Don’t make me post the Monty Python skit for you…..
must be UK police
If things get really serious, they have to call in the special squad with the blue spiky shell.
He squeezes it so the banana comes rocketing out of the peel and hits the perp in the eye? Less than lethal. Full on hilarity.
where are these cops from? The banana republic?
These posts are cracking me up!
Weren’t British police actually called peelers (after Robert Peel) in the beginning?
Aww, British cops are so adorable arent they? They’re like “look at me, I’m a real Law Enforcement Officer!”
Armed or not, and we do in fact have armed police, they’re still putting themselves in harm’s way to protect citizens, just like your cops.

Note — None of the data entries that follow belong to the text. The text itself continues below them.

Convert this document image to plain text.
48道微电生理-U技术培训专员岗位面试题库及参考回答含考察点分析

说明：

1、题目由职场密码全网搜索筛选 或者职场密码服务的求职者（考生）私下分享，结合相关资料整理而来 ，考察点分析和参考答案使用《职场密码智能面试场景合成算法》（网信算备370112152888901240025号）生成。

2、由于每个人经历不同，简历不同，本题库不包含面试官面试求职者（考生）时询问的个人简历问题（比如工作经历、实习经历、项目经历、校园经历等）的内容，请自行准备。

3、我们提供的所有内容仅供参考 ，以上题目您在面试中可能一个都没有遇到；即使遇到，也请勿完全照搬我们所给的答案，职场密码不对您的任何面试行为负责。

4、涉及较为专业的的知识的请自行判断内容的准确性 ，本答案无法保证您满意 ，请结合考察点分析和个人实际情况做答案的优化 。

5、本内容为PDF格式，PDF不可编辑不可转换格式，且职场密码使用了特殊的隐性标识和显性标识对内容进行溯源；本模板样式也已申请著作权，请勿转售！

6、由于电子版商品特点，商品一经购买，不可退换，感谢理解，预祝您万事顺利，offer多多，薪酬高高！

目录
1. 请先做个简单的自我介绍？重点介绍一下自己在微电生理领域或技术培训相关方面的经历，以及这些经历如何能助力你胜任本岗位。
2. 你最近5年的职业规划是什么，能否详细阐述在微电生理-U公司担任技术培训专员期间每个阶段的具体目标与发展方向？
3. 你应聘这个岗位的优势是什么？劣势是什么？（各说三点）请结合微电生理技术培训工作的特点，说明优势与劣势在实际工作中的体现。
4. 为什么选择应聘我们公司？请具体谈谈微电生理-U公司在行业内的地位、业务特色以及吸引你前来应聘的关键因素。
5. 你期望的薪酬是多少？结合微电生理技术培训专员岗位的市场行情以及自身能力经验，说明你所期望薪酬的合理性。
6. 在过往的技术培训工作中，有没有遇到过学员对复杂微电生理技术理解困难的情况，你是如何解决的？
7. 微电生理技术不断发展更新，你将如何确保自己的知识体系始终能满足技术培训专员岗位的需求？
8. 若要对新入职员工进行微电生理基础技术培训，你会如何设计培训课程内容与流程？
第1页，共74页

So have some fucking respect.
Jon, I respect the ingrety of British police, and I’m aware that you have armed tactical units. I just believe the idea of a mostly unarmed police force is the hieght of ridiculousness. When push comes to shove, ONLY those who are armed with firearms can keep order. Police should inspire confidence in the law abiding, and terror in the criminals. If I were a British criminal, Ide be laughing all the way to the bank and fully confident that I have 30 minutes to escape with 10,000 pounds before the armed units arrive.
But what if he’s got a pointed stick?